A girl walks up next to me and leans against the bar, setting down the small round tray I see waitresses carry. “I need two taps and a Coke.”

Looking away from me, he grunts, “Alright, Trudy.”

While he’s getting her drinks, she turns to me. “You here for the job?”

Her T-shirt has the same logo on the front, only it’s pink and knotted in the front just over her belly button to show her midriff.

The logo curves around her very ample chest, and her jeans miniskirt is tight around her hips.

I’ve always been good at reading people when I first meet them, her smile is fake, and I can tell by the way she’s cocked her hip out and set her slender hand with red manicured nails over her half-apron, she sees me as competition.

She’s one of those women who sees every other woman as competition.

She’s pretty. She even has a pretty-girl-next-door look, but there’s anger in her blue eyes. I wonder what happened to her to make her so unpleasant.

Nodding my head, I smile politely. “Yes.”

Cocking an eyebrow, she says, “I hope you can pull your own weight, ‘cause I don’t have time to pick up anyone’s slack.” She flips her blond hair over her shoulder with a tilt of her head.

Nice.

“Your drinks are ready, Trudy,” Stony barks from the other side of the bar as he sets them on her tray, getting him an eye roll before she walks away.

He leans on the bar again as I give him my full attention and rattles off the pay and how tips are split, tells me he’ll pay cash at the end of each of my shifts, and then follows it up with, “If you call out, just don’t come back.”

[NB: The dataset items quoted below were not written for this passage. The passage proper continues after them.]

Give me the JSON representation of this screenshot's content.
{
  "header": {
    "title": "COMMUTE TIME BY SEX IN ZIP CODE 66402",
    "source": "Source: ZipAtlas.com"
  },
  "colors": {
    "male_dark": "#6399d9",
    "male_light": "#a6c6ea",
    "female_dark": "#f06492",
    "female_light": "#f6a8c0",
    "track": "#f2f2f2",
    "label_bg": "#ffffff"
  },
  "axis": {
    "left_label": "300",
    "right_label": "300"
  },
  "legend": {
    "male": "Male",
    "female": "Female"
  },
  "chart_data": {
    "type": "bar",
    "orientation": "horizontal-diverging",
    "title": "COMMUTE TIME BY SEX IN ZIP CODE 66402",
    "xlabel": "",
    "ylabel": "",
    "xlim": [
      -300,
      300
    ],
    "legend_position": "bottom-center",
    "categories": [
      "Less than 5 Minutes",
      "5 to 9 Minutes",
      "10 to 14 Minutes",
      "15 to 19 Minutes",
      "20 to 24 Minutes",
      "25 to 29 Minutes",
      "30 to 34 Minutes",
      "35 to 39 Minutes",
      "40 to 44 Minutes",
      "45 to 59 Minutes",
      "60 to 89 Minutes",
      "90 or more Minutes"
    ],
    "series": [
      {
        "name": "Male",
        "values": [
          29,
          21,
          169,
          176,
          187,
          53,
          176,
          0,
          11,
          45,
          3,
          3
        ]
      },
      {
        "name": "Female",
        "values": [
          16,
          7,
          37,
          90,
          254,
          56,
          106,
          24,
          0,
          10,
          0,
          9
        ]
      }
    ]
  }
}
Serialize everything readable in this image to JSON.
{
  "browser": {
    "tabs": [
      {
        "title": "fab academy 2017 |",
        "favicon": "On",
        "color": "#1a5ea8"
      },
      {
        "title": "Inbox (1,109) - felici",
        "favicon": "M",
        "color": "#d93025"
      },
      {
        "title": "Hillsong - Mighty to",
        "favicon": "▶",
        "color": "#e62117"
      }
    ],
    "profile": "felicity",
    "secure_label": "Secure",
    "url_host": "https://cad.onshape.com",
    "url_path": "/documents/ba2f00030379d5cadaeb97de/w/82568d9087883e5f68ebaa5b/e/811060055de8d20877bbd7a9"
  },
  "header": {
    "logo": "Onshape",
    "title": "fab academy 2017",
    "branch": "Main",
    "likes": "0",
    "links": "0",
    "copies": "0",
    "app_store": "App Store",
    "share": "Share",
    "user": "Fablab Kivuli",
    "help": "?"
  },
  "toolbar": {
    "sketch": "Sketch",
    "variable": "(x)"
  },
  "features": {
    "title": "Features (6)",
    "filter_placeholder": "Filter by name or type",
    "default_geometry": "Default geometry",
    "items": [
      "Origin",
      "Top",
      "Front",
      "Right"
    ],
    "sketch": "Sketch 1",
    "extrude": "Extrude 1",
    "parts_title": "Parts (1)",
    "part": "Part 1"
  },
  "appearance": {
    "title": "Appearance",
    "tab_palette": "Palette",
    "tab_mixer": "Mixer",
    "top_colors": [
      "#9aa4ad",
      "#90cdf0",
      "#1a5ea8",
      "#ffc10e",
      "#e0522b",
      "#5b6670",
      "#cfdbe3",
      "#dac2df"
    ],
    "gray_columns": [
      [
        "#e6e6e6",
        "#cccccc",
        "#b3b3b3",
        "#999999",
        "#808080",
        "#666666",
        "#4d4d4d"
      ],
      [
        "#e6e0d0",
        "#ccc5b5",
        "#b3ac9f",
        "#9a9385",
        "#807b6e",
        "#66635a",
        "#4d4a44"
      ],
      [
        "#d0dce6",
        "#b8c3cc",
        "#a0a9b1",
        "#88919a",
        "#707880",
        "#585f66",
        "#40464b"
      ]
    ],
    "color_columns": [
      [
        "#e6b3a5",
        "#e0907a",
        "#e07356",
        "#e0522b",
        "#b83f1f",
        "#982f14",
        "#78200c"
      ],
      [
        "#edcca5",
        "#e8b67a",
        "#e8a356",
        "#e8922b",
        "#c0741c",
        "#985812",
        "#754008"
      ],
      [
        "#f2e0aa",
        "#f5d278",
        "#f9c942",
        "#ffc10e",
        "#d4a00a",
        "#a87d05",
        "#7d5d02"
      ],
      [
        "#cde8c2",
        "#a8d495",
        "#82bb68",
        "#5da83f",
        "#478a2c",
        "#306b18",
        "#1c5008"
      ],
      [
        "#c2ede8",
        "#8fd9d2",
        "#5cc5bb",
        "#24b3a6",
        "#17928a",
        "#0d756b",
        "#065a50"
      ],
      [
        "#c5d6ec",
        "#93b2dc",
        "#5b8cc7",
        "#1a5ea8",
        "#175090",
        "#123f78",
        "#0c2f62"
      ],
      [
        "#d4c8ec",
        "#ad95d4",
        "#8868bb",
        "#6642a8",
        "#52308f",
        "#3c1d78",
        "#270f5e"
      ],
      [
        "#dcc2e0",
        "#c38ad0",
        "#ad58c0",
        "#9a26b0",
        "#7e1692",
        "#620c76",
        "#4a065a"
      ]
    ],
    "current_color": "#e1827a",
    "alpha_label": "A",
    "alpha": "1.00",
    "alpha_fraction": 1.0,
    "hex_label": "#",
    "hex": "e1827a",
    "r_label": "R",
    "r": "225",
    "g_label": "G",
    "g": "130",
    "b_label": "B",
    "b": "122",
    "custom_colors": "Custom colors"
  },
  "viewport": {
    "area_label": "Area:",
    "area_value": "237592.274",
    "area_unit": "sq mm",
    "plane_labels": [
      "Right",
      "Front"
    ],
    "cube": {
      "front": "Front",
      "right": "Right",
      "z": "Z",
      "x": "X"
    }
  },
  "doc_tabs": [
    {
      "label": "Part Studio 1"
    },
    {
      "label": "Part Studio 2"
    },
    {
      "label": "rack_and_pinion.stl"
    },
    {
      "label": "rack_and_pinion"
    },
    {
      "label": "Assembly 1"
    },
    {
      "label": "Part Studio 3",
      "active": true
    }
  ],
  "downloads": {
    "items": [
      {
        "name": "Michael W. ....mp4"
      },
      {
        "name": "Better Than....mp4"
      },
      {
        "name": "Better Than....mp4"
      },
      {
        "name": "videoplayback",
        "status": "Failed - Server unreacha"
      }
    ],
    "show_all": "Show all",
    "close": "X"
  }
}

I never miss work. Being raised by my Grams, who was on a limited budget, taught me from a young age that if I don’t work, I don’t get the things I want and need.

I nod. “That’s fair.”

He takes a deep breath and lifts his baseball hat off his head and scratches the thinning hair underneath it. “I just had a girl walk out last night, and I’m kinda desperate. Can you start tonight?”

Five hours later, I’m carrying drinks to a table at the back of the pub wearing a black cotton miniskirt and a tight yellow T-shirt with ‘Stony’s Pub’ across my chest. I wasn’t dishonest when I told him I’d waitressed in college, I just didn’t tell him it was only for a month before the man who altered the trajectory of my life walked in and swept me off my feet.

What I have on is not even a true miniskirt, it’s more like a band of material around my hips. I’ve never worn a miniskirt in my life. When I came back in at the time Stony told me to be here, one of the other girls, Sammy, who is my height with a gorgeous slim body, tossed it at me.

“Here, try this. Brittney left it when she walked out.” She rolls her eyes as she turns to another locker and pulls her lip gloss out, sliding the wand across her lips as she looks into a little mirror stuck to the inside of her locker.

“I don’t know what she was thinking when she took this job.

An opinionated feminist woman just out of college has no place around a group of guys like this. ”

“What do you mean when you say, ‘guys like this’?” I fold my jeans and put them in the locker so I can pull the stretchy material up my legs.